Racing needs to get on “the front foot” over animal welfare if it is to maintain public confidence, the new head of British Horseracing Authority has warned.
In her first major policy speech since becoming chair of the BHA, Annamarie Phelps said racing needs to “be leading, not reacting to the conversation about the participation of horses in sport”.
A former chair of British Rowing, Phelps was one of the keynote speakers who addressed industry leaders at last night’s annual Gimcrack dinner at York racecourse.
Her comments precede the launch of a new Horse Welfare Strategy in the New Year and calls from trainers for a National Racehorse Day to be staged to challenge miconceptions about the sport and treatment of equine participants.
Labour has promised an independent review into the continued use of the whip if Jeremy Corbyn wins tomorrow’s general election.
“Let me tell you how I think it looks from outside the sport,” Phelps told the gathering at York.
If racing wants to retain self regulation, it will need to show, in my view, greater external scrutiny of horse welfare standards.Annamarie Phelps
“First, the sport’s right to regulate itself on horse welfare has been challenged by two of the main UK parties in this election ‐ with one focused on the issue of the whip.
“Whoever wins or loses, this challenge isn’t going away. If racing wants to retain self regulation, it will need to show, in my view, greater external scrutiny of horse welfare standards.
“If racing doesn’t ensure this, it may be forced upon us. I believe the horse welfare strategy will show the BHA as regulator, and our industry have adopted a more collaborative approach.”
She went on: “It’s a delicate balance to strike but the BHA is well-respected in government and across sport integrity circles.
“As well as being the independent regulator, the BHA also leads engagement with government, answering to and collaborating with, a public affairs group of industry representatives.
“I know that racing has a strong and effective approach dealing with government. I’ve seen other sports. Few are as well organised.
“But we can’t expect lobbying alone to win the day. You will have seen what a prominent role animal welfare has taken in this election campaign.

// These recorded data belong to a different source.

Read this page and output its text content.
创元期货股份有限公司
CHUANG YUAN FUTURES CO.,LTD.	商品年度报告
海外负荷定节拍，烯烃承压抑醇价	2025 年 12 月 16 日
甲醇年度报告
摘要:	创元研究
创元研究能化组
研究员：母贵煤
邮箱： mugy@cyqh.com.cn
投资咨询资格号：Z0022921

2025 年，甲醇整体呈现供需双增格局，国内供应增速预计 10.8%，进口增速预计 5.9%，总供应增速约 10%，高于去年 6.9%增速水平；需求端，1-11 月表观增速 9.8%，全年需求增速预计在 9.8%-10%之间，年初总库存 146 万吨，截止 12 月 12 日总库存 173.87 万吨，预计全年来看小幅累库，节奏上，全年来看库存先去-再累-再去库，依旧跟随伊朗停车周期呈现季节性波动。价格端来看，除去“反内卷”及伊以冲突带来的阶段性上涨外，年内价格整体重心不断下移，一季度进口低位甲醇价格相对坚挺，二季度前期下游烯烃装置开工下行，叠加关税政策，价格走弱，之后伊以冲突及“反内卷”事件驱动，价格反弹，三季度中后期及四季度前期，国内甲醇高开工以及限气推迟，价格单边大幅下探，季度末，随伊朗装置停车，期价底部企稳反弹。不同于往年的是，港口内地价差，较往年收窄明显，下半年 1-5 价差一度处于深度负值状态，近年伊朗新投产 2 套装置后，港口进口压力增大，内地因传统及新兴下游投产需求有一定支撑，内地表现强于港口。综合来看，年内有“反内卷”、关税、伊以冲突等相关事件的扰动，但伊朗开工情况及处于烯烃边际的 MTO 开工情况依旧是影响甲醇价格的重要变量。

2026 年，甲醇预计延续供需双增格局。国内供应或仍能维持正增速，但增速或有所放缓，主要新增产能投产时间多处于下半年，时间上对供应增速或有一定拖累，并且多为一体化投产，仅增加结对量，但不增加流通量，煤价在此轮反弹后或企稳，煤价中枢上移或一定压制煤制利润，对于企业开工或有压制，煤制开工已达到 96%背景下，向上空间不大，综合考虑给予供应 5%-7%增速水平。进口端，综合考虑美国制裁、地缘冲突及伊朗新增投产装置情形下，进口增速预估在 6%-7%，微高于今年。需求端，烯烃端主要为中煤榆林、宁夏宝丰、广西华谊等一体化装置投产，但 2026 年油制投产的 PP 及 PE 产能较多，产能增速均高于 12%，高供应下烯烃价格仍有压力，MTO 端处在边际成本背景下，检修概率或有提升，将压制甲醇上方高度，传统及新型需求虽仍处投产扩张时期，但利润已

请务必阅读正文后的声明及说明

“It’s popular with voters, especially activists. We need to build up positive support in an equally active way amongst the public, equipping people with the information they need to have confidence in the welfare provided to our horses.”
Phelps also used her speech to challenge racing leaders to respond to changing public opinion if it is to attract a new generation of racegoers and build a sustainable financial future.
“If we want to change people’s attitudes and win over those who are neutral about racing – at the very least ensure they are not won over by our critics, we need to be doing something different. But doing different is not always comfortable or easy,” she set out.
“This is an opportunity to get on the front foot – demonstrating that the power of racing is matched by the responsibility we take for our horses.
“So I hope anything we say publicly will make people feel positive about racing. I want people to be coming to racing for the first time and to be so excited by what they see that they are natural advocates for it.
“We all have a part to play. Some of us focus on government, some talk to the customers who turn up on raceday for a great family day out, some appear in the media talking brilliantly about the horse they prepared for victory or the ride they’ve ridden.
“Our trainers and jockeys in particular have an enormous public-facing opportunity to talk in a truly authentic way about how important our horses are to us.
“We won’t get a better opportunity than the Grand National this year, if Tiger Roll goes for a hat-trick.”